20 Dans ce parcours musical nous avons voulu explorer la fugue et ses procédés dans leurs déclinaisons les plus variées, et ce, à travers des époques aussi lointaines que diverses. Mais par-dessus tout, le but de ce programme est d’offrir aux amateurs de musique une belle heure en compagnie de quelques-uns des plus grands génies de tous les temps. Notre désir est de faire entrer les auditeurs dans la trame de la fugue, dans le vif de cette conversation “spirituelle” dans laquelle, différentes voix autonomes, aiment à converser avec les mêmes arguments. L’un des arguments principaux pourrait, si l’on veut, se résumer ainsi : l’homme est un être qui chemine. Il pérégrine en oscillant. Il se trompe mais s’obstine pourtant toujours à poursuivre une perpétuelle reconquête de sa propre liberté, de sa propre innocence. Pour autant, considérant la première partie du programme, l’intention qui y préside n’est évidemment pas philologique. Elle pourrait peut-être même réserver quelque surprise et faire se pincer le nez à quelques-uns, puisque nous avons fait le choix de jouer, dans la formation d’un quatuor d’archets, des œuvres pourtant vocales de Palestrina et de Lassus, ou des œuvres pour clavier de Frescobaldi : loin de nous, pourtant, la volonté de désacraliser ces œuvres.
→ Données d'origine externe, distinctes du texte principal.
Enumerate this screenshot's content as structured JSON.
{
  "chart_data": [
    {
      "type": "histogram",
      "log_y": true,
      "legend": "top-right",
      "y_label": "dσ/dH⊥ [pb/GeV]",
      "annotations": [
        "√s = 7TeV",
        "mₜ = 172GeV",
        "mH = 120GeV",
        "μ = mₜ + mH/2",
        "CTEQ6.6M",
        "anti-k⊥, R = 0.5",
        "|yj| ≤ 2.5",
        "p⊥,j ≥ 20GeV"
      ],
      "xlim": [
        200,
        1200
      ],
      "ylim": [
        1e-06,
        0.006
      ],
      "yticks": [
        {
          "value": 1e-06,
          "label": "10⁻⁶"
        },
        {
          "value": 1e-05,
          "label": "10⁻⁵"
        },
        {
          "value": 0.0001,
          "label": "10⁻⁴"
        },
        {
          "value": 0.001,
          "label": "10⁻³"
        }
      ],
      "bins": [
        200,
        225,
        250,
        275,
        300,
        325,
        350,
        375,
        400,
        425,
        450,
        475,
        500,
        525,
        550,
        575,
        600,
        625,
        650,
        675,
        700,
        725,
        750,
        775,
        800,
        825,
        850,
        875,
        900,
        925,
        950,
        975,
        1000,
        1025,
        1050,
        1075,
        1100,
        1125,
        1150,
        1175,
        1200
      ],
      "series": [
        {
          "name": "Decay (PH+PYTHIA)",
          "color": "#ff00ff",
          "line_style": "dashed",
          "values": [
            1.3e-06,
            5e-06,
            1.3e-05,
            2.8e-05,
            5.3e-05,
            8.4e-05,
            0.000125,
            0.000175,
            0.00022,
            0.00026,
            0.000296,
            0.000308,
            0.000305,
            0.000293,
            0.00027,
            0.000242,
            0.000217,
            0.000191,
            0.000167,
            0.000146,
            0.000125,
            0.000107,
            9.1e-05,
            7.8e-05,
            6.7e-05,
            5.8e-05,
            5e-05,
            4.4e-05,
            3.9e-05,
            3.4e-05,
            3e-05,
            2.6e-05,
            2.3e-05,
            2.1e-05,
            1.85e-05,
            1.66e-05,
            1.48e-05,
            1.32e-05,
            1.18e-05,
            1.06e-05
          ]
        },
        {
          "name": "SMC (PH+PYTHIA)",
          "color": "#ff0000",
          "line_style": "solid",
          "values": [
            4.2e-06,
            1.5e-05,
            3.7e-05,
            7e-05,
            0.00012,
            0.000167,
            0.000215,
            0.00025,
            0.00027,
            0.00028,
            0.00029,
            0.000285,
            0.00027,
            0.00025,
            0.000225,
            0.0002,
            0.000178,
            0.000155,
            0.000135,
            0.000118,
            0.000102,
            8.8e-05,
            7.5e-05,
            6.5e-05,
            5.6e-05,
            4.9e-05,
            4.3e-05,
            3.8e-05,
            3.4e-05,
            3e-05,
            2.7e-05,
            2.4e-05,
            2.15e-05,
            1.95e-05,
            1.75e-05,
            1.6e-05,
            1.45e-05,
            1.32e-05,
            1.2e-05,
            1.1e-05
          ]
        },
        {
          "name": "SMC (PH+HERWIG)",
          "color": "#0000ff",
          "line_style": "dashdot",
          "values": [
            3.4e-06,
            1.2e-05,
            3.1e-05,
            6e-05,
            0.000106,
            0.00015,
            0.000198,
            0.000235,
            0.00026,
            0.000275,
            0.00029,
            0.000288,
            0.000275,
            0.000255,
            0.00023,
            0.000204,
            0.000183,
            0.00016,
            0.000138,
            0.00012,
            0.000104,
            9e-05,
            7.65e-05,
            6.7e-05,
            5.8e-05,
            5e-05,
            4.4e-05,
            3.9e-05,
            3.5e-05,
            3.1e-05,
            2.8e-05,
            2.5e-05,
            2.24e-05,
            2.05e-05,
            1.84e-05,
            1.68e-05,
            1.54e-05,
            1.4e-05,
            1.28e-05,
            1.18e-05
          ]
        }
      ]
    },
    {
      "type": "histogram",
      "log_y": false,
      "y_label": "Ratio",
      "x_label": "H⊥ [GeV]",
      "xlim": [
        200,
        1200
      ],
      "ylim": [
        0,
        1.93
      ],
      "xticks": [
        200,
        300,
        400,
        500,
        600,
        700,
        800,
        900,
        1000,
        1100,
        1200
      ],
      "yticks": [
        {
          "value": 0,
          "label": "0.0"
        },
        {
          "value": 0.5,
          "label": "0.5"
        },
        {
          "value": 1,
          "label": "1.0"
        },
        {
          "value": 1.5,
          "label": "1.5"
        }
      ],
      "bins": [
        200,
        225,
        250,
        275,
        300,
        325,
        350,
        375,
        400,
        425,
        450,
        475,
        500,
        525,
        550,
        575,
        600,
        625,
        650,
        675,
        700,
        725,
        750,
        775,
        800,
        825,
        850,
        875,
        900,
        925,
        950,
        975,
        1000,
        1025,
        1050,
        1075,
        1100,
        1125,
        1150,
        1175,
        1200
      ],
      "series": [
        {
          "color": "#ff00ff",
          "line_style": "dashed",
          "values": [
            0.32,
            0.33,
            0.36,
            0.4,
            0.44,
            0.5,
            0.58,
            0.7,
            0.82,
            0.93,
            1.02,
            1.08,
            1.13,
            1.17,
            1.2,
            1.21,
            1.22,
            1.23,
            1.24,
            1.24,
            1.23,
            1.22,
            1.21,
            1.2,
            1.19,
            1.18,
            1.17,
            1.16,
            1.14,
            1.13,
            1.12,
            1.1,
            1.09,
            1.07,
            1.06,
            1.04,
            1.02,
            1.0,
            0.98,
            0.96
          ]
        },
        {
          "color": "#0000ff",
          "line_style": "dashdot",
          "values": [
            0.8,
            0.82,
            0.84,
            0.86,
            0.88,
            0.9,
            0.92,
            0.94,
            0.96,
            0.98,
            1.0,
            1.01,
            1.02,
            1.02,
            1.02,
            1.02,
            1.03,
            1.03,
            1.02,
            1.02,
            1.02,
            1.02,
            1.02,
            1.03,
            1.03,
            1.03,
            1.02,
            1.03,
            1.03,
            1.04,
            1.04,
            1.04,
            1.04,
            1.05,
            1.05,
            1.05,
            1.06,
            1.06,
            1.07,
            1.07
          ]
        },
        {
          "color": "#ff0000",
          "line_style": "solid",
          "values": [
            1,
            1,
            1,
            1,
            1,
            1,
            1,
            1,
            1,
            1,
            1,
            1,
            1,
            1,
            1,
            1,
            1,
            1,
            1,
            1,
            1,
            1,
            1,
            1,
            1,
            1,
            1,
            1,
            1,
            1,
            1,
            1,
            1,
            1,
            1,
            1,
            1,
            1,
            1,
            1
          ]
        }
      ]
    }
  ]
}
Mais ayant étudié la pratique que nous présentons, il est utile de rappeler, par exemple, qu’ autour de l’année 1500 déjà, un chanteur de Ferrare témoigne du fait que chaque composition vocale de Josquin Desprez était exécutée instrumentalement. De même, lorsque le Second Livre de Madrigaux à quatre voix de Ciprien de Rore fut publié, en 1577, il était précisé sur la page de garde : “per sonar d’ogni sorte d’Istrumento perfetto, & per Qualunque studioso di Contrapunti” (à jouer sur toutes sortes d’Instrument parfait & pour n’importe quelle étude du contrepoint). Il est également à noter qu’en 1628, à Rome, portant à la gravure les Canzoni de Girolamo Frescobaldi pour leur impression en partition, l’éditeur Bartolomeo Grassi, tient à préciser – concernant le Premier Livre de Toccate pour le Clavecin du même Frescobaldi – qu’il a déjà fait l’objet d’une publication sous la forme de tablature pour le clavier comme “il est nécessaire à qui veut s’en servir pour d’autres ins-
truments et les accommoder avec grand soin” dans leur notation “normale”. Et il poursuit en conseillant de “toutes les étudier si l’on veut recueuillir toutes les œuvres du Maître Girolamo…”. Plus tard en 1635, la publication des Fiori Musicali de Frescoldi offre une nouvelle partition à quatre lignes séparées, portant une légende explicite : “in partitura a quattro, utili per sonatori” (en partition à quatre voix, utile pour les musiciens). Le quatuor d’archets constitue la réalisation idéale du tetraktys (qui est fondé sur le nombre dix, renvoyant aux intervalles fondamentaux des Pythagoriciens : les intervalles de quarte, de quinte, d’octave et de double octave découlant des rapports numériques de 1 à 4). Voici comment en parle Théon de Smyrne : Ce tetraktys constitue par nature une synthèse, et déjà, en lui, on peut trouver toutes les consonnances. Il a, par conséquent, occupé une position privilégiée pour tous les Pythagoriciens pour cette seule raison mais surtout parce qu’il semble contenir en lui-même le principe de toutes les choses… 13
Le Tetraktys est la figure symbolique sur laquelle les Pythagoriciens ont prêté serment et dans laquelle se condense de manière parfaite et exemplaire, la réduction possible du nombre à l’espace, de l’arithmétique à la géometrie. Le nombre quatre est ainsi principe fondateur de l’ordre. Emblématiquement, les quatre premières fugues de L’Art de La Fugue, s’ouvrent sur un groupe de quatre blanches par mesure, une configuration qui caractérise la musique fondée sur le style antique des modes écclésiastiques. Ces derniers se basent sur la réception médiévale de la théorie grecque – parvenue jusquelà non sans quelques méprises – et après laquelle s’ensuivit une dislocation des noms des modes. Comme le souligne Jamblique, le mode dorien était le préféré de Pythagore : Métrodore […] dit […] que Pythagore retenait le mode dorien comme le meilleur de tous les modes dialectiques et il pensait de même de son homonyme en musique.14
13 Theon Smyrnaeus, Expositio rerum mathematicarum ad legendum Platonem utilium (Théon de Smyrne, Exposition des connaissances mathématiques utiles pour la lecture de Platon). 14 Giamblico, De vita Pytagorica liber (Jamblique, Livre sur la vie de Pythagore).